Workers in Germany Will Now Need a Sick Note from Day One
Friedrich Merz wants workers to provide a doctor's note from the first day of sickness, and he's scrapped calling up your Hausarzt by phone.
"We know this is a tough decision," announced German chancellor Friedrich Merz, unveiling the controversial change in the law, "but we can no longer afford this competitive disadvantage caused by long absences from work."

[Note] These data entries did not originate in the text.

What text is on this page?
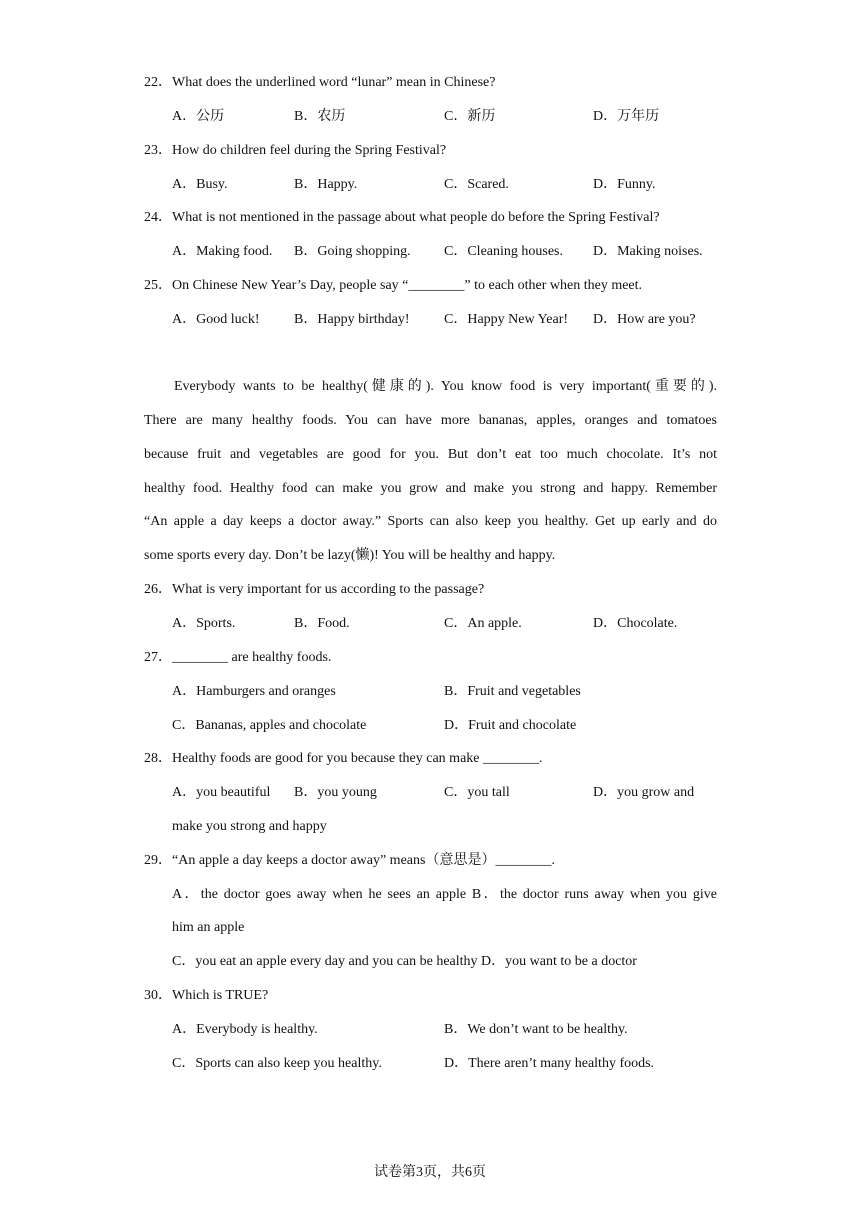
22．What does the underlined word “lunar” mean in Chinese?
A．公历	B．农历	C．新历	D．万年历
23．How do children feel during the Spring Festival?
A．Busy.	B．Happy.	C．Scared.	D．Funny.
24．What is not mentioned in the passage about what people do before the Spring Festival?
A．Making food. B．Going shopping. C．Cleaning houses. D．Making noises.
25．On Chinese New Year’s Day, people say “________” to each other when they meet.
A．Good luck! B．Happy birthday! C．Happy New Year! D．How are you?
Everybody wants to be healthy(健康的). You know food is very important(重要的).
There are many healthy foods. You can have more bananas, apples, oranges and tomatoes
because fruit and vegetables are good for you. But don’t eat too much chocolate. It’s not
healthy food. Healthy food can make you grow and make you strong and happy. Remember
“An apple a day keeps a doctor away.” Sports can also keep you healthy. Get up early and do
some sports every day. Don’t be lazy(懒)! You will be healthy and happy.
26．What is very important for us according to the passage?
A．Sports.	B．Food.	C．An apple.	D．Chocolate.
27．________ are healthy foods.
A．Hamburgers and oranges	B．Fruit and vegetables
C．Bananas, apples and chocolate	D．Fruit and chocolate
28．Healthy foods are good for you because they can make ________.
A．you beautiful B．you young	C．you tall	D．you grow and
make you strong and happy
29．“An apple a day keeps a doctor away” means（意思是）________.
A．the doctor goes away when he sees an apple B．the doctor runs away when you give
him an apple
C．you eat an apple every day and you can be healthy D．you want to be a doctor
30．Which is TRUE?
A．Everybody is healthy.	B．We don’t want to be healthy.
C．Sports can also keep you healthy.	D．There aren’t many healthy foods.
试卷第3页，共6页
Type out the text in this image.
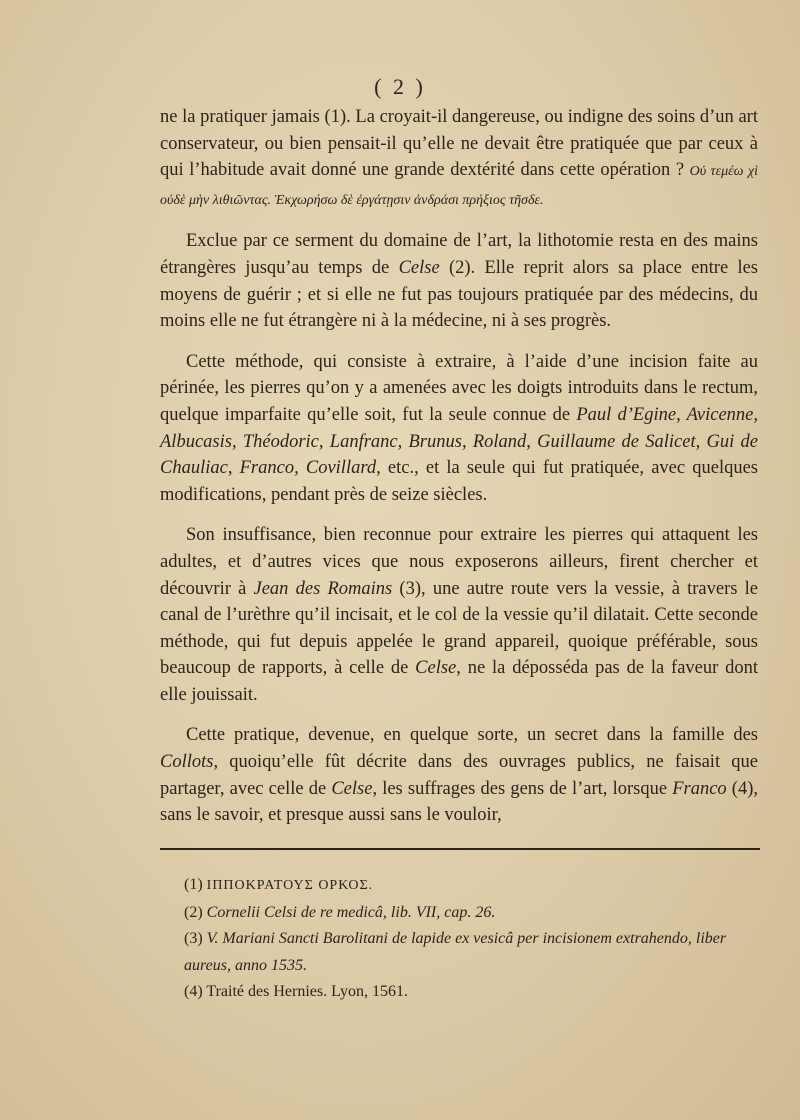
( 2 )

ne la pratiquer jamais (1). La croyait-il dangereuse, ou indigne des soins d’un art conservateur, ou bien pensait-il qu’elle ne devait être pratiquée que par ceux à qui l’habitude avait donné une grande dextérité dans cette opération ? Οὐ τεμέω χὶ οὐδὲ μὴν λιθιῶντας. Ἐκχωρήσω δὲ ἐργάτῃσιν ἀνδράσι πρήξιος τῆσδε.

Exclue par ce serment du domaine de l’art, la lithotomie resta en des mains étrangères jusqu’au temps de Celse (2). Elle reprit alors sa place entre les moyens de guérir ; et si elle ne fut pas toujours pratiquée par des médecins, du moins elle ne fut étrangère ni à la médecine, ni à ses progrès.

Cette méthode, qui consiste à extraire, à l’aide d’une incision faite au périnée, les pierres qu’on y a amenées avec les doigts introduits dans le rectum, quelque imparfaite qu’elle soit, fut la seule connue de Paul d’Egine, Avicenne, Albucasis, Théodoric, Lanfranc, Brunus, Roland, Guillaume de Salicet, Gui de Chauliac, Franco, Covillard, etc., et la seule qui fut pratiquée, avec quelques modifications, pendant près de seize siècles.

Son insuffisance, bien reconnue pour extraire les pierres qui attaquent les adultes, et d’autres vices que nous exposerons ailleurs, firent chercher et découvrir à Jean des Romains (3), une autre route vers la vessie, à travers le canal de l’urèthre qu’il incisait, et le col de la vessie qu’il dilatait. Cette seconde méthode, qui fut depuis appelée le grand appareil, quoique préférable, sous beaucoup de rapports, à celle de Celse, ne la déposséda pas de la faveur dont elle jouissait.

Cette pratique, devenue, en quelque sorte, un secret dans la famille des Collots, quoiqu’elle fût décrite dans des ouvrages publics, ne faisait que partager, avec celle de Celse, les suffrages des gens de l’art, lorsque Franco (4), sans le savoir, et presque aussi sans le vouloir,

(1) ΙΠΠΟΚΡΑΤΟΥΣ ΟΡΚΟΣ.

(2) Cornelii Celsi de re medicâ, lib. VII, cap. 26.

(3) V. Mariani Sancti Barolitani de lapide ex vesicâ per incisionem extrahendo, liber aureus, anno 1535.

(4) Traité des Hernies. Lyon, 1561.
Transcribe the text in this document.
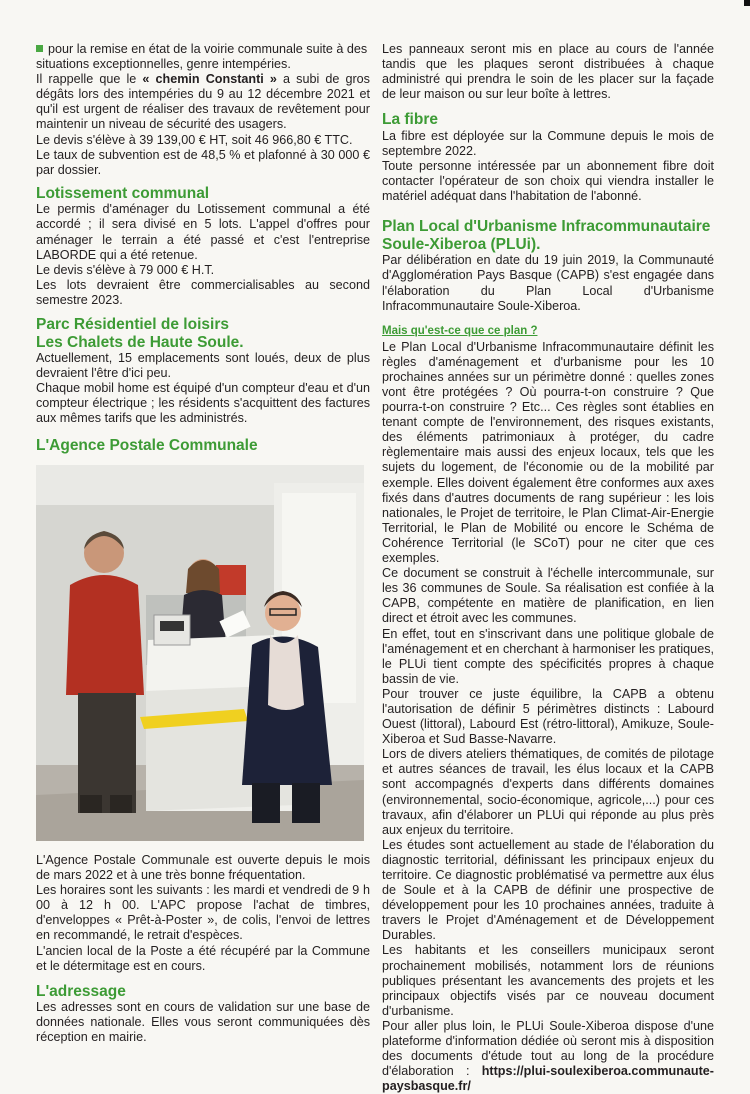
pour la remise en état de la voirie communale suite à des situations exceptionnelles, genre intempéries.

Il rappelle que le « chemin Constanti » a subi de gros dégâts lors des intempéries du 9 au 12 décembre 2021 et qu'il est urgent de réaliser des travaux de revêtement pour maintenir un niveau de sécurité des usagers.

Le devis s'élève à 39 139,00 € HT, soit 46 966,80 € TTC.

Le taux de subvention est de 48,5 % et plafonné à 30 000 € par dossier.

Lotissement communal

Le permis d'aménager du Lotissement communal a été accordé ; il sera divisé en 5 lots. L'appel d'offres pour aménager le terrain a été passé et c'est l'entreprise LABORDE qui a été retenue.

Le devis s'élève à 79 000 € H.T.

Les lots devraient être commercialisables au second semestre 2023.

Parc Résidentiel de loisirs
Les Chalets de Haute Soule.

Actuellement, 15 emplacements sont loués, deux de plus devraient l'être d'ici peu.

Chaque mobil home est équipé d'un compteur d'eau et d'un compteur électrique ; les résidents s'acquittent des factures aux mêmes tarifs que les administrés.

L'Agence Postale Communale

L'Agence Postale Communale est ouverte depuis le mois de mars 2022 et à une très bonne fréquentation.

Les horaires sont les suivants : les mardi et vendredi de 9 h 00 à 12 h 00. L'APC propose l'achat de timbres, d'enveloppes « Prêt-à-Poster », de colis, l'envoi de lettres en recommandé, le retrait d'espèces.

L'ancien local de la Poste a été récupéré par la Commune et le détermitage est en cours.

L'adressage

Les adresses sont en cours de validation sur une base de données nationale. Elles vous seront communiquées dès réception en mairie.

Les panneaux seront mis en place au cours de l'année tandis que les plaques seront distribuées à chaque administré qui prendra le soin de les placer sur la façade de leur maison ou sur leur boîte à lettres.

La fibre

La fibre est déployée sur la Commune depuis le mois de septembre 2022.

Toute personne intéressée par un abonnement fibre doit contacter l'opérateur de son choix qui viendra installer le matériel adéquat dans l'habitation de l'abonné.

Plan Local d'Urbanisme Infracommunautaire
Soule-Xiberoa (PLUi).

Par délibération en date du 19 juin 2019, la Communauté d'Agglomération Pays Basque (CAPB) s'est engagée dans l'élaboration du Plan Local d'Urbanisme Infracommunautaire Soule-Xiberoa.

Mais qu'est-ce que ce plan ?

Le Plan Local d'Urbanisme Infracommunautaire définit les règles d'aménagement et d'urbanisme pour les 10 prochaines années sur un périmètre donné : quelles zones vont être protégées ? Où pourra-t-on construire ? Que pourra-t-on construire ? Etc... Ces règles sont établies en tenant compte de l'environnement, des risques existants, des éléments patrimoniaux à protéger, du cadre règlementaire mais aussi des enjeux locaux, tels que les sujets du logement, de l'économie ou de la mobilité par exemple. Elles doivent également être conformes aux axes fixés dans d'autres documents de rang supérieur : les lois nationales, le Projet de territoire, le Plan Climat-Air-Energie Territorial, le Plan de Mobilité ou encore le Schéma de Cohérence Territorial (le SCoT) pour ne citer que ces exemples.

Ce document se construit à l'échelle intercommunale, sur les 36 communes de Soule. Sa réalisation est confiée à la CAPB, compétente en matière de planification, en lien direct et étroit avec les communes.

En effet, tout en s'inscrivant dans une politique globale de l'aménagement et en cherchant à harmoniser les pratiques, le PLUi tient compte des spécificités propres à chaque bassin de vie.

Pour trouver ce juste équilibre, la CAPB a obtenu l'autorisation de définir 5 périmètres distincts : Labourd Ouest (littoral), Labourd Est (rétro-littoral), Amikuze, Soule-Xiberoa et Sud Basse-Navarre.

Lors de divers ateliers thématiques, de comités de pilotage et autres séances de travail, les élus locaux et la CAPB sont accompagnés d'experts dans différents domaines (environnemental, socio-économique, agricole,...) pour ces travaux, afin d'élaborer un PLUi qui réponde au plus près aux enjeux du territoire.

Les études sont actuellement au stade de l'élaboration du diagnostic territorial, définissant les principaux enjeux du territoire. Ce diagnostic problématisé va permettre aux élus de Soule et à la CAPB de définir une prospective de développement pour les 10 prochaines années, traduite à travers le Projet d'Aménagement et de Développement Durables.

Les habitants et les conseillers municipaux seront prochainement mobilisés, notamment lors de réunions publiques présentant les avancements des projets et les principaux objectifs visés par ce nouveau document d'urbanisme.

Pour aller plus loin, le PLUi Soule-Xiberoa dispose d'une plateforme d'information dédiée où seront mis à disposition des documents d'étude tout au long de la procédure d'élaboration : https://plui-soulexiberoa.communaute-paysbasque.fr/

On Thursday, Germany's ruling coalition of CDU and SPD announced their new reform package — 34 measures, officially titled "A Programme for Recovery and Employment" ("Ein Programm für Aufschwung und Beschäftigung"). Critics have already called it a neoliberal deregulation programme – which seems accurate given that it doubles the maximum length employers can keep workers on fixed-term contracts without justification from two to four years, attempts a possibly unconstitutional ban on state-level housing expropriation, dismantles freedom of information rights, and includes a tax giveaway costing €10 billion a year.
Merz wants your boss to be able to discipline you for not coming in to work sick.
There's plenty to talk about in all that, but the most headline-grabbing announcement among this hit list was perhaps the news that Germany will now demand its employees provide a sick note from their very first day of illness, and forbid anyone from obtaining one over the phone.